Assad’s most powerful ally in the decade-long Syrian conflict, Putin last received the Syrian leader in Russia in 2018 at his summer residence in the Black Sea resort of Sochi.
Russia’s air force played a critical role in turning the tide of the Syrian conflict in Assad’s favour after it deployed there in 2015, helping him recover most territory lost to insurgents.
However, significant parts of Syria remain out of state control, with Turkish forces deployed in much of the north and northwest – the last major bastion of anti-Assad rebels – and U.S. forces in the Kurdish-controlled east and northeast.
Assad, who has also been backed by Iran during the conflict, has made few trips abroad since the war began in 2011.
Putin told Assad that foreign forces in Syria without a U.N. decision were a hindrance to its consolidation, the Kremlin said. Putin also congratulated him on winning a fourth term in office in a presidential election in May.
“Terrorists sustained very serious damage, and the Syrian government, headed by you, controls 90% of the territories,” Putin said, according to a Kremlin statement.
The Kremlin said Assad thanked the Russian leader for humanitarian aid to Syria and for his efforts to halt the “spread of terrorism”.
He lauded what he called the success of Russian and Syrian armies in “liberating occupied territories” of Syria.
Assad also described as “antihuman” and “illegitimate” sanctions imposed by some nations on Syria.

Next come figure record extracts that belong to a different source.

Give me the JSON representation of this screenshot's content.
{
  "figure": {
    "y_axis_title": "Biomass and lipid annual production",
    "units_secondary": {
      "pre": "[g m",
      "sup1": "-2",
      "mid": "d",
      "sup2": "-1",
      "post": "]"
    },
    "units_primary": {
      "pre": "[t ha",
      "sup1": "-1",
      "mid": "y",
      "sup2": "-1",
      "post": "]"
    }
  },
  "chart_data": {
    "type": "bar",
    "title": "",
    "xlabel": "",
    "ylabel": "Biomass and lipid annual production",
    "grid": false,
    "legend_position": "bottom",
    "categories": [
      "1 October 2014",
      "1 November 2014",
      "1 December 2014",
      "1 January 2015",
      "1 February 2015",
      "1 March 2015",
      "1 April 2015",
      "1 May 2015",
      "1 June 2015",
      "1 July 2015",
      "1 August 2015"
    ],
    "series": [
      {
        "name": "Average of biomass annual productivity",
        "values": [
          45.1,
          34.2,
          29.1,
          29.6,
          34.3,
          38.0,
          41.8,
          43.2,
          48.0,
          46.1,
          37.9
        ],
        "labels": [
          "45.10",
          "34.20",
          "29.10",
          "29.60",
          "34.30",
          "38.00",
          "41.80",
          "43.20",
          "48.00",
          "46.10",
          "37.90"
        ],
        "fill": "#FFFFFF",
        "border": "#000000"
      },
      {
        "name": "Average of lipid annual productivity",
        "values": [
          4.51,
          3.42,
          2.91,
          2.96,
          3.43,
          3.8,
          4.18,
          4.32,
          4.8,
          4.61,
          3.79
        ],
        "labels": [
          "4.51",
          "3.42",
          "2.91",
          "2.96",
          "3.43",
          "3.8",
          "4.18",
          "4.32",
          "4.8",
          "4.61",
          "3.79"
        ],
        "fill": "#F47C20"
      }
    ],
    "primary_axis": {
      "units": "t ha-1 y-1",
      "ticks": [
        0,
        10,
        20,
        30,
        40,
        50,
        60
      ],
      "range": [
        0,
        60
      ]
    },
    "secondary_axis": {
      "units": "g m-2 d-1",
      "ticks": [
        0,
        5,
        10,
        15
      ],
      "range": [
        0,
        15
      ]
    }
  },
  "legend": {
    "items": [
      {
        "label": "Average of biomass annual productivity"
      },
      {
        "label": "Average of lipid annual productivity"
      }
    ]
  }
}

The United States tightened sanctions against Syria last year, saying they were aimed at forcing Assad to stop the war and agree to a political solution.
Syrian state news agency SANA said the two leaders discussed cooperation between the Syrian and Russian armies in “combating terrorism and completing the liberation of the land that is still under the control of terrorist organisations”.